Unusually long blood clots are being found in people who received COVID-19 vaccines, according to Dr. Ryan Cole of Cole Diagnostics in Boise, Idaho.
Cole's laboratory receives tissue samples from morticians across the country. He reports that they are finding long blood clots — including several that are inches-long and even a couple that are a foot long — in corpses that contained the COVID vaccine.
Liberty Counsel, a religious freedom legal advocacy nonprofit currently representing military members seeking vaccine mandate exemptions, recently interviewed Cole. His lab "is able to determine the difference between a spike protein caused by the virus and a spike protein caused by the COVID shots, which are demonstrably different and much more pronounced and serious," according to the organization.

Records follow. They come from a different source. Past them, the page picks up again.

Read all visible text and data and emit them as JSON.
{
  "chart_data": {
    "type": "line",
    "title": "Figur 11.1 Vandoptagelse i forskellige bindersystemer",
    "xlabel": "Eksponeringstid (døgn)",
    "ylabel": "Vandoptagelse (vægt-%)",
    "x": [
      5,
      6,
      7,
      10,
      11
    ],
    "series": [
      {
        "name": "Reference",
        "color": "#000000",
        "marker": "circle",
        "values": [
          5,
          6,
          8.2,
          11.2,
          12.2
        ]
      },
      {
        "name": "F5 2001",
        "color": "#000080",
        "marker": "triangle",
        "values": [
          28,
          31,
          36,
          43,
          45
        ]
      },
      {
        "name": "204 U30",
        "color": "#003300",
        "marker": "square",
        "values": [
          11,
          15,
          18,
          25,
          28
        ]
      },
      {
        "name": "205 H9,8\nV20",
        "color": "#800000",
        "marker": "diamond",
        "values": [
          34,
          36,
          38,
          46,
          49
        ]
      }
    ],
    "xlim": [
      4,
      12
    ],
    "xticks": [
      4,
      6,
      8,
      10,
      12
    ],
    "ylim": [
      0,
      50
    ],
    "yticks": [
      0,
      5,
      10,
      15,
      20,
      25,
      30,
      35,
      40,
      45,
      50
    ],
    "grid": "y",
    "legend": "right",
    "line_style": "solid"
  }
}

Cole told Greg Hunter on USAWatchdog earlier this month that a Stanford University study found that, unlike a COVID infection, which leaves the body in a week or two, the vaccine causes the spike protein to remain in the body longer.

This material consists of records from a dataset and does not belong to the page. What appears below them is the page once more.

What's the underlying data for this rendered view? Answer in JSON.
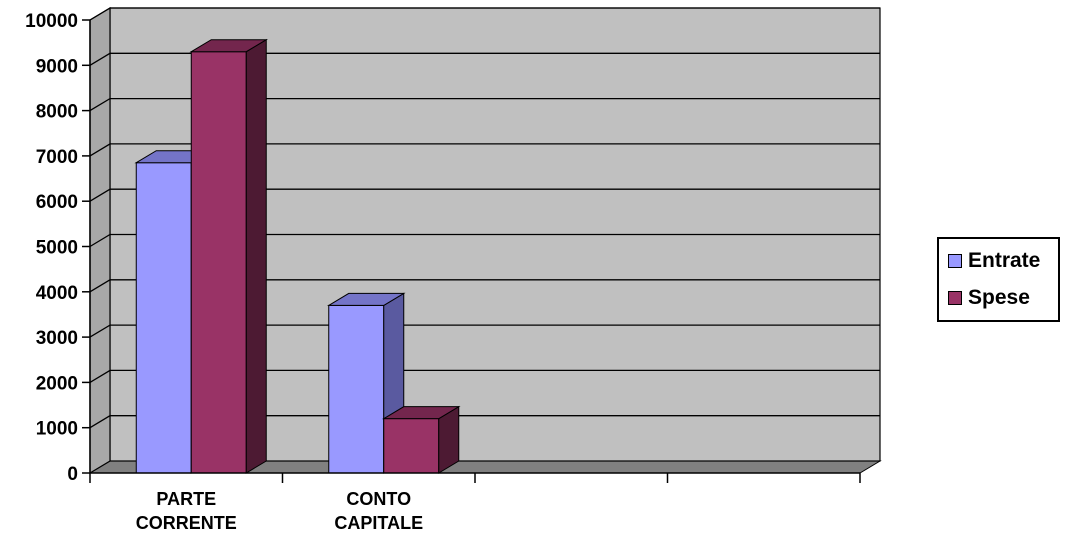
{
  "chart_data": {
    "type": "bar",
    "categories": [
      [
        "PARTE",
        "CORRENTE"
      ],
      [
        "CONTO",
        "CAPITALE"
      ],
      [
        "",
        ""
      ],
      [
        "",
        ""
      ]
    ],
    "series": [
      {
        "name": "Entrate",
        "values": [
          6850,
          3700,
          null,
          null
        ],
        "color": "#9999ff",
        "side_color": "#5a5aa0",
        "top_color": "#7474c8"
      },
      {
        "name": "Spese",
        "values": [
          9300,
          1200,
          null,
          null
        ],
        "color": "#993366",
        "side_color": "#4d1a33",
        "top_color": "#73264d"
      }
    ],
    "ylim": [
      0,
      10000
    ],
    "yticks": [
      "0",
      "1000",
      "2000",
      "3000",
      "4000",
      "5000",
      "6000",
      "7000",
      "8000",
      "9000",
      "10000"
    ],
    "grid": true,
    "legend_position": "right",
    "wall_color": "#c0c0c0",
    "floor_color": "#808080"
  }
}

"[T]hose who had a natural infection cleared the virus within that first week or two — their body had the ability to clear it," Cole said.
"But when you put the synthetic sequence in, the body is not clearing it," he explained. "It's persistently making spike protein. And that sequence is persisting, and then it's damaging the organs chronically over time, it's damaging the immune cells chronically over time, it's causing clots … chronically over time."

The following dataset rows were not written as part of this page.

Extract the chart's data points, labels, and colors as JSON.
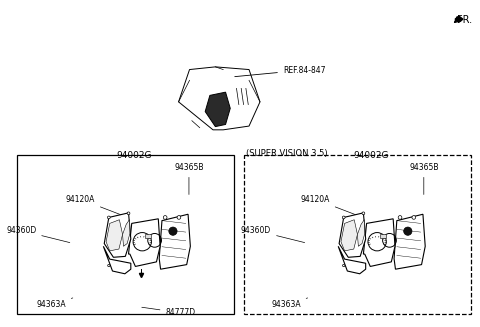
{
  "bg_color": "#ffffff",
  "fr_label": "FR.",
  "ref_label": "REF.84-847",
  "super_vision_label": "(SUPER VISION 3.5)",
  "left_label": "94002G",
  "right_label": "94002G",
  "left_parts": [
    "94365B",
    "94120A",
    "94360D",
    "94363A",
    "84777D"
  ],
  "right_parts": [
    "94365B",
    "94120A",
    "94360D",
    "94363A"
  ]
}
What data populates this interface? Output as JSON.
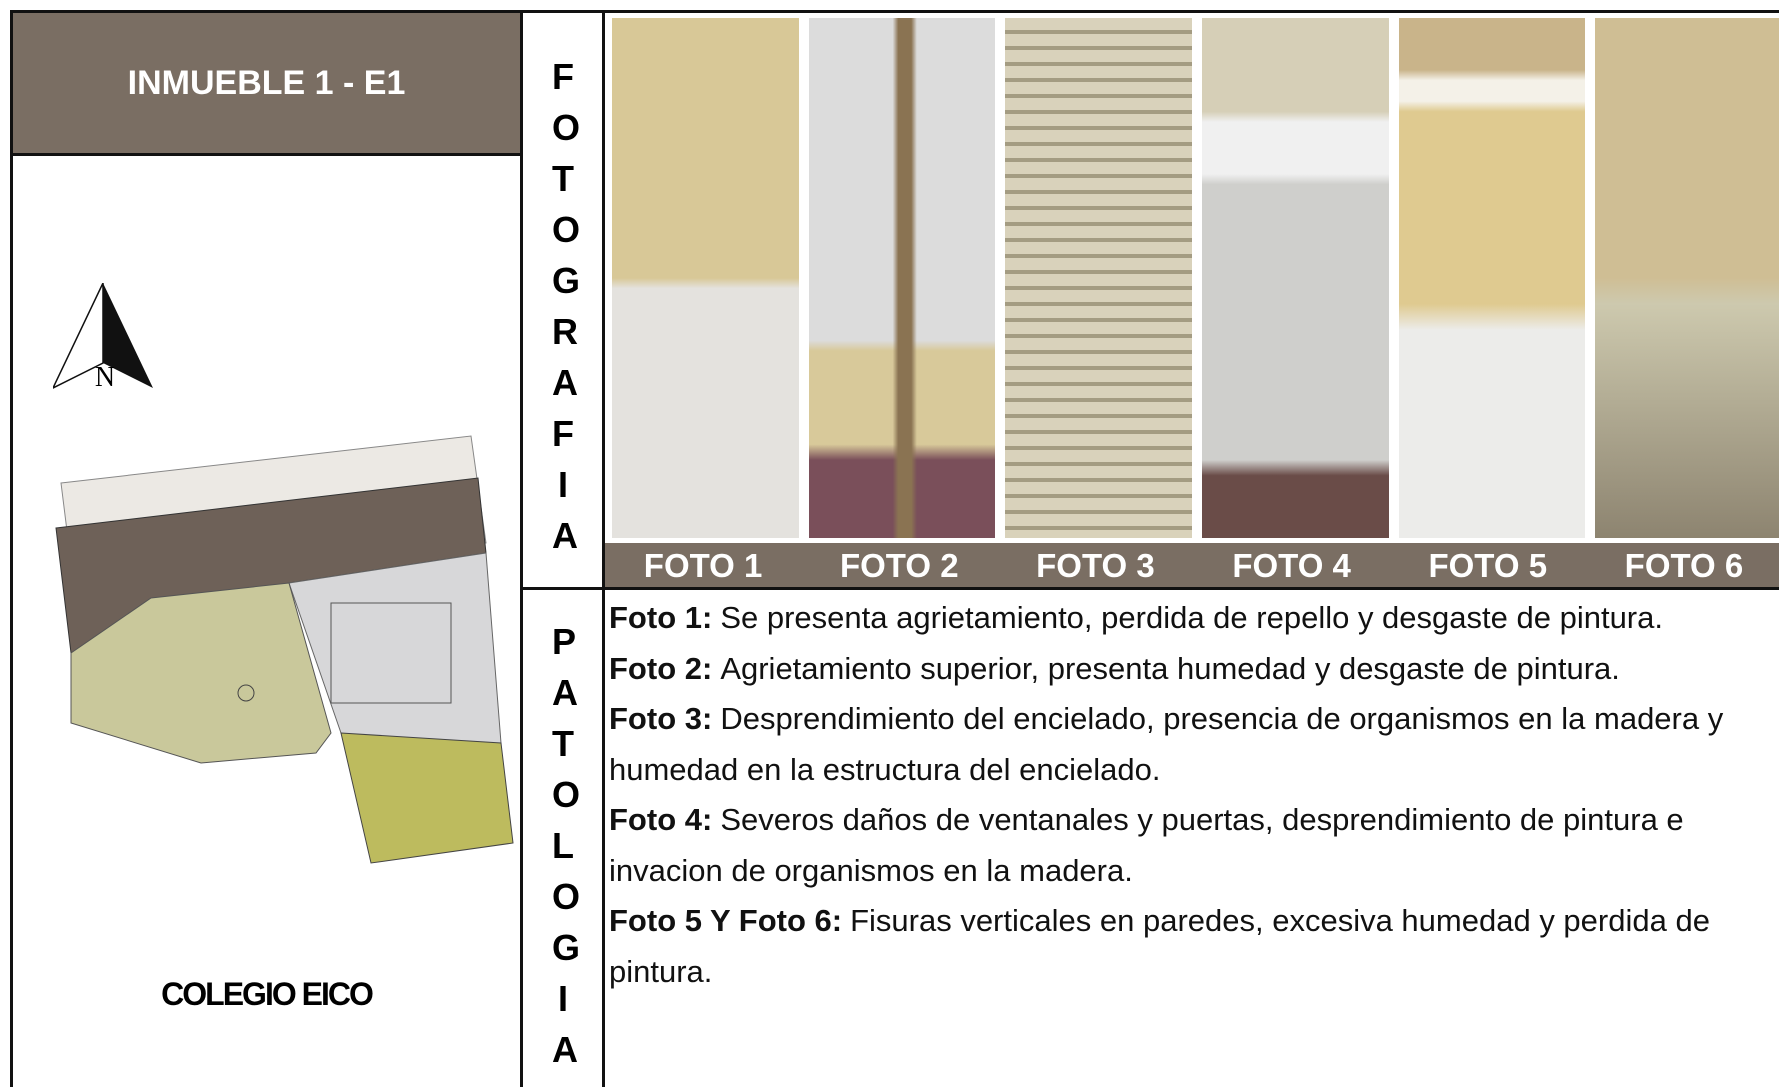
{
  "header": {
    "title": "INMUEBLE 1 - E1"
  },
  "site": {
    "north_label": "N",
    "name": "COLEGIO EICO"
  },
  "photos": {
    "section_label": "FOTOGRAFIA",
    "labels": [
      "FOTO 1",
      "FOTO 2",
      "FOTO 3",
      "FOTO 4",
      "FOTO 5",
      "FOTO 6"
    ]
  },
  "pathology": {
    "section_label": "PATOLOGIA",
    "items": [
      {
        "lead": "Foto 1:",
        "text": "Se presenta agrietamiento, perdida de repello y desgaste de pintura."
      },
      {
        "lead": "Foto 2:",
        "text": "Agrietamiento superior, presenta humedad y desgaste de pintura."
      },
      {
        "lead": "Foto 3:",
        "text": "Desprendimiento del encielado, presencia de organismos en la madera y humedad en la estructura del encielado."
      },
      {
        "lead": "Foto 4:",
        "text": "Severos daños de ventanales y puertas, desprendimiento de pintura e invacion de organismos en la madera."
      },
      {
        "lead": "Foto 5 Y Foto 6:",
        "text": "Fisuras verticales en paredes, excesiva humedad y perdida de pintura."
      }
    ]
  }
}
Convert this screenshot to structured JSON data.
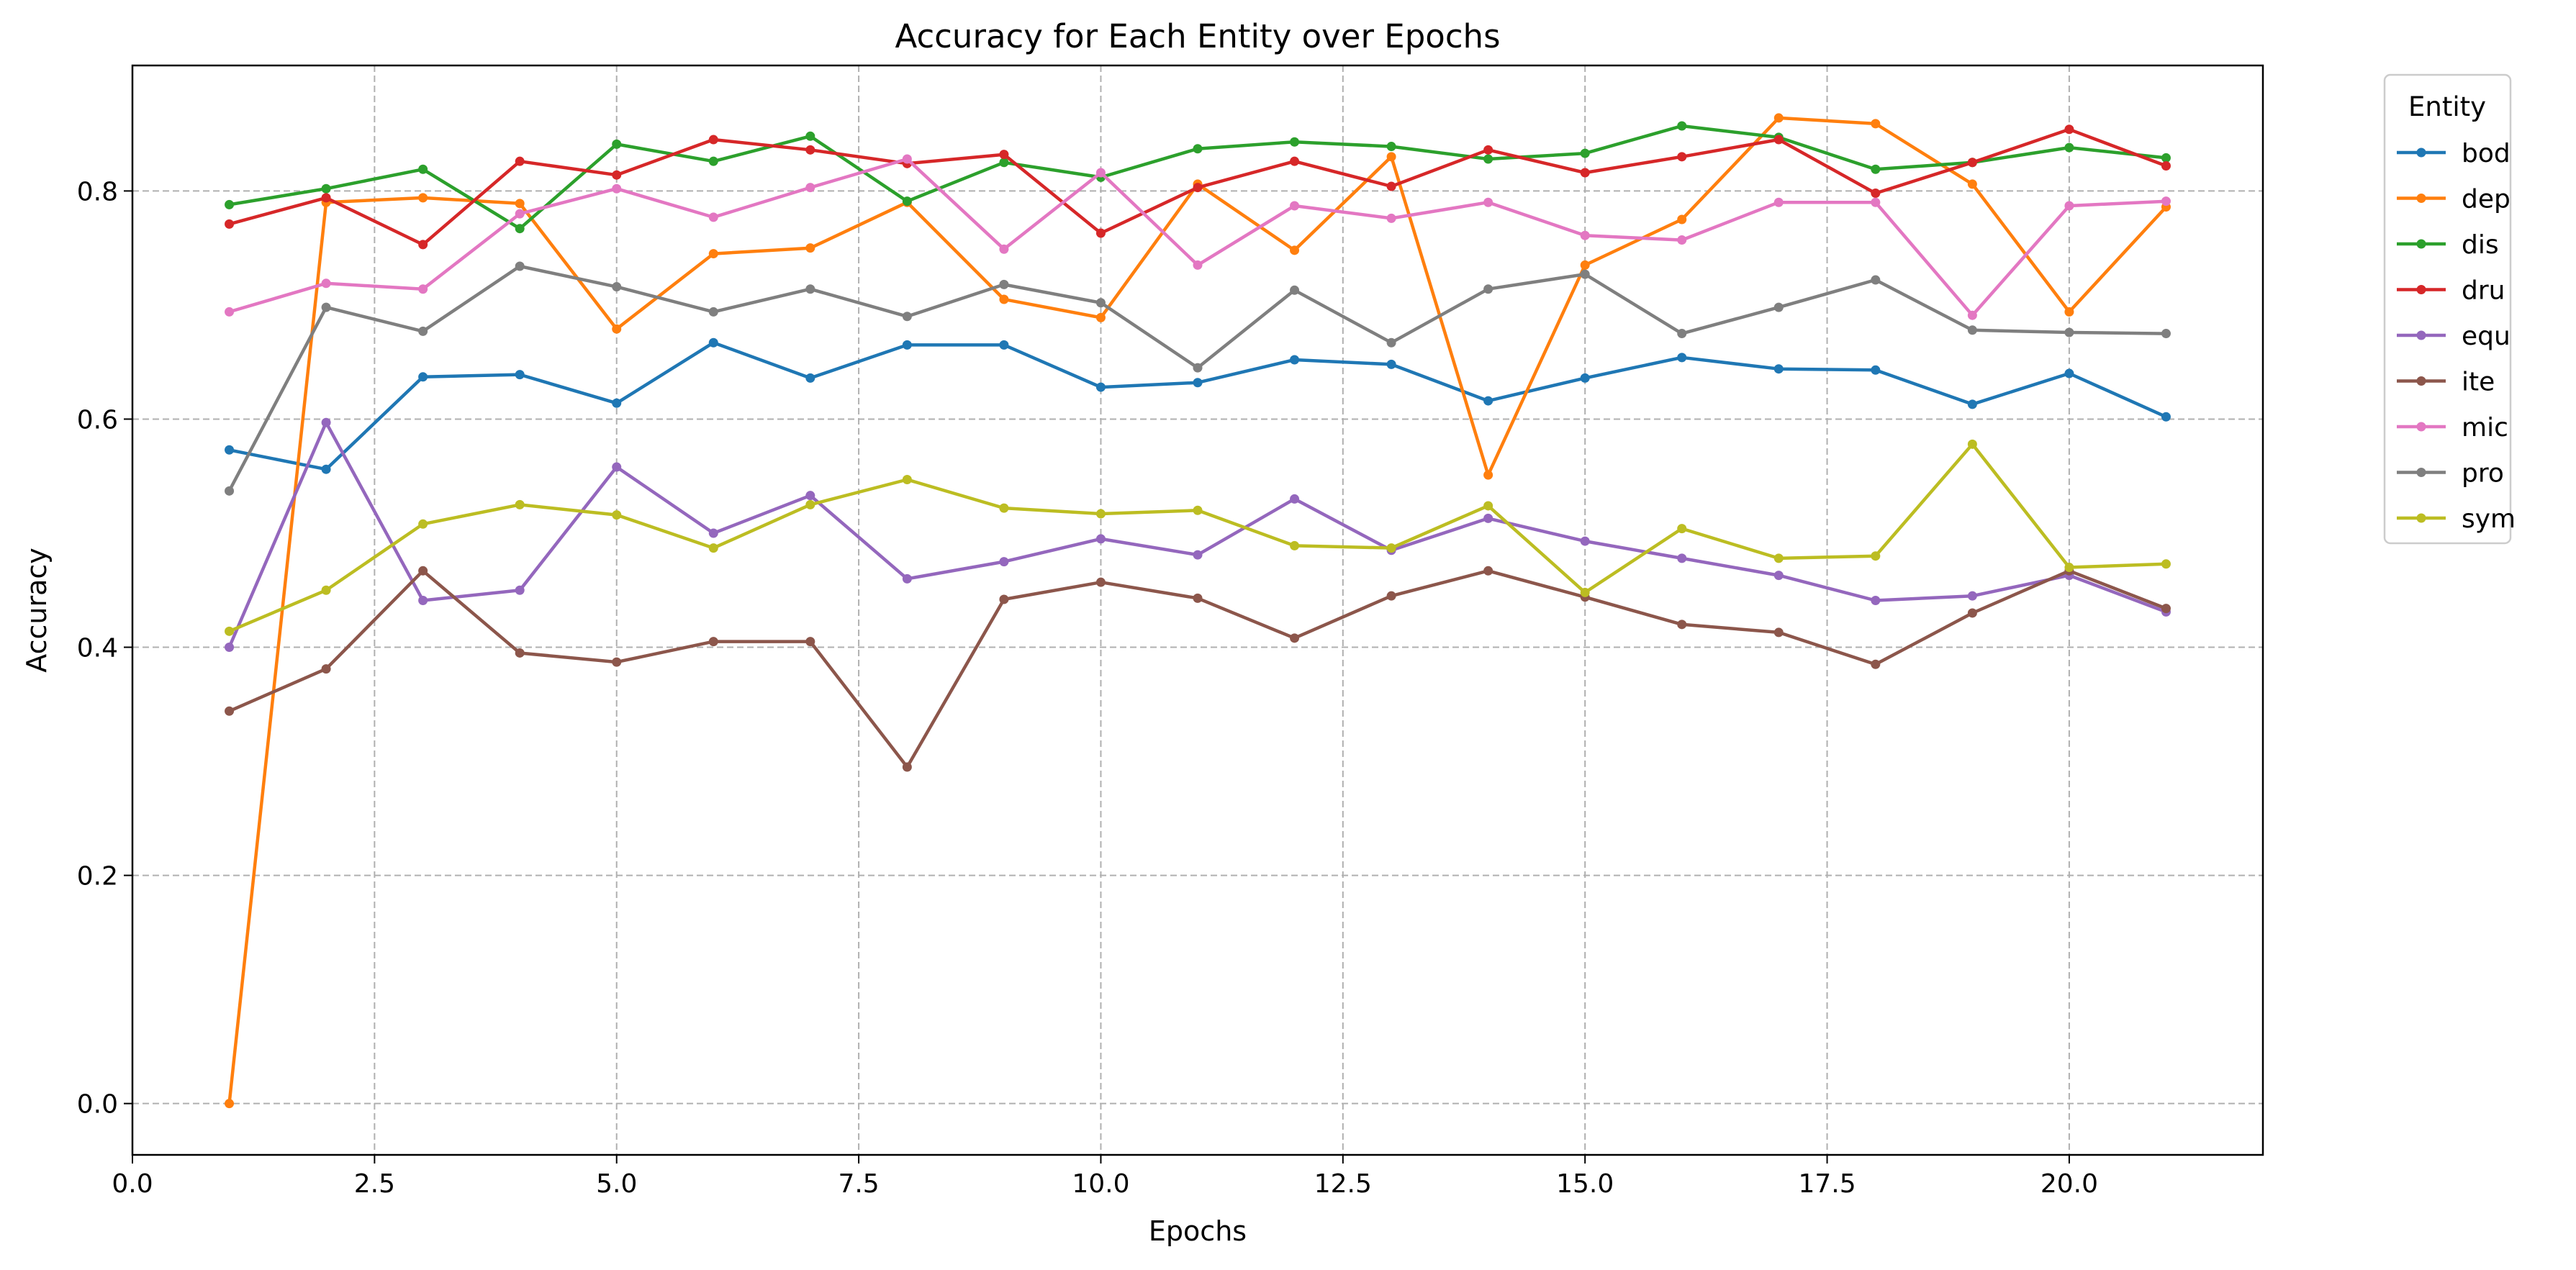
{
  "chart_data": {
    "type": "line",
    "title": "Accuracy for Each Entity over Epochs",
    "xlabel": "Epochs",
    "ylabel": "Accuracy",
    "xlim": [
      0,
      22
    ],
    "ylim": [
      -0.045,
      0.91
    ],
    "xticks": [
      0.0,
      2.5,
      5.0,
      7.5,
      10.0,
      12.5,
      15.0,
      17.5,
      20.0
    ],
    "xtick_labels": [
      "0.0",
      "2.5",
      "5.0",
      "7.5",
      "10.0",
      "12.5",
      "15.0",
      "17.5",
      "20.0"
    ],
    "yticks": [
      0.0,
      0.2,
      0.4,
      0.6,
      0.8
    ],
    "ytick_labels": [
      "0.0",
      "0.2",
      "0.4",
      "0.6",
      "0.8"
    ],
    "grid": true,
    "legend": {
      "title": "Entity",
      "placement": "outside-right"
    },
    "x": [
      1,
      2,
      3,
      4,
      5,
      6,
      7,
      8,
      9,
      10,
      11,
      12,
      13,
      14,
      15,
      16,
      17,
      18,
      19,
      20,
      21
    ],
    "series": [
      {
        "name": "bod",
        "color": "#1f77b4",
        "values": [
          0.573,
          0.556,
          0.637,
          0.639,
          0.614,
          0.667,
          0.636,
          0.665,
          0.665,
          0.628,
          0.632,
          0.652,
          0.648,
          0.616,
          0.636,
          0.654,
          0.644,
          0.643,
          0.613,
          0.64,
          0.602
        ]
      },
      {
        "name": "dep",
        "color": "#ff7f0e",
        "values": [
          0.0,
          0.79,
          0.794,
          0.789,
          0.679,
          0.745,
          0.75,
          0.79,
          0.705,
          0.689,
          0.806,
          0.748,
          0.83,
          0.551,
          0.735,
          0.775,
          0.864,
          0.859,
          0.806,
          0.694,
          0.786
        ]
      },
      {
        "name": "dis",
        "color": "#2ca02c",
        "values": [
          0.788,
          0.802,
          0.819,
          0.767,
          0.841,
          0.826,
          0.848,
          0.791,
          0.825,
          0.812,
          0.837,
          0.843,
          0.839,
          0.828,
          0.833,
          0.857,
          0.847,
          0.819,
          0.825,
          0.838,
          0.829
        ]
      },
      {
        "name": "dru",
        "color": "#d62728",
        "values": [
          0.771,
          0.794,
          0.753,
          0.826,
          0.814,
          0.845,
          0.836,
          0.824,
          0.832,
          0.763,
          0.803,
          0.826,
          0.804,
          0.836,
          0.816,
          0.83,
          0.845,
          0.798,
          0.825,
          0.854,
          0.822
        ]
      },
      {
        "name": "equ",
        "color": "#9467bd",
        "values": [
          0.4,
          0.597,
          0.441,
          0.45,
          0.558,
          0.5,
          0.533,
          0.46,
          0.475,
          0.495,
          0.481,
          0.53,
          0.485,
          0.513,
          0.493,
          0.478,
          0.463,
          0.441,
          0.445,
          0.463,
          0.431
        ]
      },
      {
        "name": "ite",
        "color": "#8c564b",
        "values": [
          0.344,
          0.381,
          0.467,
          0.395,
          0.387,
          0.405,
          0.405,
          0.295,
          0.442,
          0.457,
          0.443,
          0.408,
          0.445,
          0.467,
          0.444,
          0.42,
          0.413,
          0.385,
          0.43,
          0.467,
          0.434
        ]
      },
      {
        "name": "mic",
        "color": "#e377c2",
        "values": [
          0.694,
          0.719,
          0.714,
          0.78,
          0.802,
          0.777,
          0.803,
          0.828,
          0.749,
          0.816,
          0.735,
          0.787,
          0.776,
          0.79,
          0.761,
          0.757,
          0.79,
          0.79,
          0.691,
          0.787,
          0.791
        ]
      },
      {
        "name": "pro",
        "color": "#7f7f7f",
        "values": [
          0.537,
          0.698,
          0.677,
          0.734,
          0.716,
          0.694,
          0.714,
          0.69,
          0.718,
          0.702,
          0.645,
          0.713,
          0.667,
          0.714,
          0.727,
          0.675,
          0.698,
          0.722,
          0.678,
          0.676,
          0.675
        ]
      },
      {
        "name": "sym",
        "color": "#bcbd22",
        "values": [
          0.414,
          0.45,
          0.508,
          0.525,
          0.516,
          0.487,
          0.525,
          0.547,
          0.522,
          0.517,
          0.52,
          0.489,
          0.487,
          0.524,
          0.448,
          0.504,
          0.478,
          0.48,
          0.578,
          0.47,
          0.473
        ]
      }
    ]
  }
}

With mRNA vaccines, the spike protein can stay "up to 8 weeks postvaccination in some cases," according to the study.
Cole's lab is "seeing mushy organs, we're seeing incredibly inflamed organs," he said. "We know the spike protein cause all the … bad outcomes that the virus did in 2020. And a lot of comorbid individuals, we know that spike protein is causing inflammation in the lung, the brain, the liver, the kidneys, the heart — it's causing the same damage that the virus was causing."
However, "in the body, the shots are persisting and making more spike protein than if you had a natural infection," he added.
Cole also cited studies by South African doctor Resia Pretorius, who found that the COVID "spike protein alone causes the proteins in our blood to clump," he said. "That spike protein is thrombogenic — it causes clots, and it causes a lot of clots."
Morticians usually "put a dissolving fluid in to break up clots so they can get their embalming fluid in," Cole said in a March interview with Steve Kirsch. "And they were getting back pressure on the system, saying, 'What in the world is going on?'
They ended up "pulling out, you know, 6-inch clots, 12-inch clots, 2-3-foot-long clots," he said. "Because you know from the hip down into the leg, you have a long vein called the saphenous vein. And so they were pulling long clots out of your longer veins. And … they hadn't seen anything like this previously."
An embalmer who has worked in her field for 11 years told Kirsch in February that she saw these unusual clots in 93% of the last 30 people she embalmed in Carrollton, Mo.